The official surrender of the camp took place that afternoon, Margol said.

“For years we never knew anything,” Margol said. “We didn’t understand. We didn’t know.”

Years later, he would go into business with his brothers selling home goods door to door. When they started selling watches, they hired a master watchmaker as a repairman. He was a Holocaust survivor who had been in Dachau.

“I purposefully refrained, my brother and I both … from asking questions about his experience in Dachau,” Margol said.

Eventually, he opened up and told them some of what he experienced.
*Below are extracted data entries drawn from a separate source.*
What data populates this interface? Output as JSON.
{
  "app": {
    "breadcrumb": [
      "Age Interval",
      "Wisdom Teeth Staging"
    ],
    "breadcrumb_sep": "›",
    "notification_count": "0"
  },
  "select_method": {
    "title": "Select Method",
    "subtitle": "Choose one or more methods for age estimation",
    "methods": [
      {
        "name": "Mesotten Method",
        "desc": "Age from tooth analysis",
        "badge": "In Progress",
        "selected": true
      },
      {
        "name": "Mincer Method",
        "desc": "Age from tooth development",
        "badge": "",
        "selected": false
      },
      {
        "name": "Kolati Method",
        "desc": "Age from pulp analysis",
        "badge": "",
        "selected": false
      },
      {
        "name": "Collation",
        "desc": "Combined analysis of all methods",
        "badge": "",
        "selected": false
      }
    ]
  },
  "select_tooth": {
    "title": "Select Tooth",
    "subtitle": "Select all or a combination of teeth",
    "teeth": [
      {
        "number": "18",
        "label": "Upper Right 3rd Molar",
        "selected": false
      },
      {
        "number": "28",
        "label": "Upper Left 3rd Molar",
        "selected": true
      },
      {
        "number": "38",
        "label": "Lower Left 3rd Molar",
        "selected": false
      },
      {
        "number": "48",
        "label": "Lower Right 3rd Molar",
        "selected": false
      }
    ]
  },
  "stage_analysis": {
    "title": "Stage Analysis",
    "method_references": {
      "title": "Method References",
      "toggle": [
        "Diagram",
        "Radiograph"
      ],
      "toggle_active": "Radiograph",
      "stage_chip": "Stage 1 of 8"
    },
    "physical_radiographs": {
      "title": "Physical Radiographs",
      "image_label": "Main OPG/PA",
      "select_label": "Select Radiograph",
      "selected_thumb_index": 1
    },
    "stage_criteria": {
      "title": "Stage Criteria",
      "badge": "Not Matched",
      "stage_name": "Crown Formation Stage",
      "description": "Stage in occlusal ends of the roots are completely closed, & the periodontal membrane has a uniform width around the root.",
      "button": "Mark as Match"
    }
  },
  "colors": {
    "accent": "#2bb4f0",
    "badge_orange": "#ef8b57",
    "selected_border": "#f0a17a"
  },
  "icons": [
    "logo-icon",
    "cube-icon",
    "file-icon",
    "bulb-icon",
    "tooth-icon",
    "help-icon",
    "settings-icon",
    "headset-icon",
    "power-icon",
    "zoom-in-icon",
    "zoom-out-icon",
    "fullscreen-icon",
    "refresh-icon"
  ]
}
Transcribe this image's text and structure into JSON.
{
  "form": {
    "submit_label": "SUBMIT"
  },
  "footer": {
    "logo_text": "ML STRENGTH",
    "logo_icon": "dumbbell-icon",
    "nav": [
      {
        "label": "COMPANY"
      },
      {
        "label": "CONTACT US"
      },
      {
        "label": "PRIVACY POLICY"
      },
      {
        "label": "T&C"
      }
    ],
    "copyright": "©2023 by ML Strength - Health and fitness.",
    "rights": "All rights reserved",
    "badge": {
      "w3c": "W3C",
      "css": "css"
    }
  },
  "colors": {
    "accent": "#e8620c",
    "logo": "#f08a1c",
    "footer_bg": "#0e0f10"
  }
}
“Sam one day told us about how the SS officers and some pilots would bring watches and clocks to him to repair,” Margol said. “Any number of times … they would put a gun to his head and say if it lost one second, they were coming back to pull the trigger.”

Margol has read a lot about the war and the various accounts of Holocaust survivors and concentration camp liberators over the years, he said.

“All the tremendous stories written and movies made … about people’s experiences during the Nazi regime period, I have to feel there’s at least that many more that have not been written, not been made into movies.”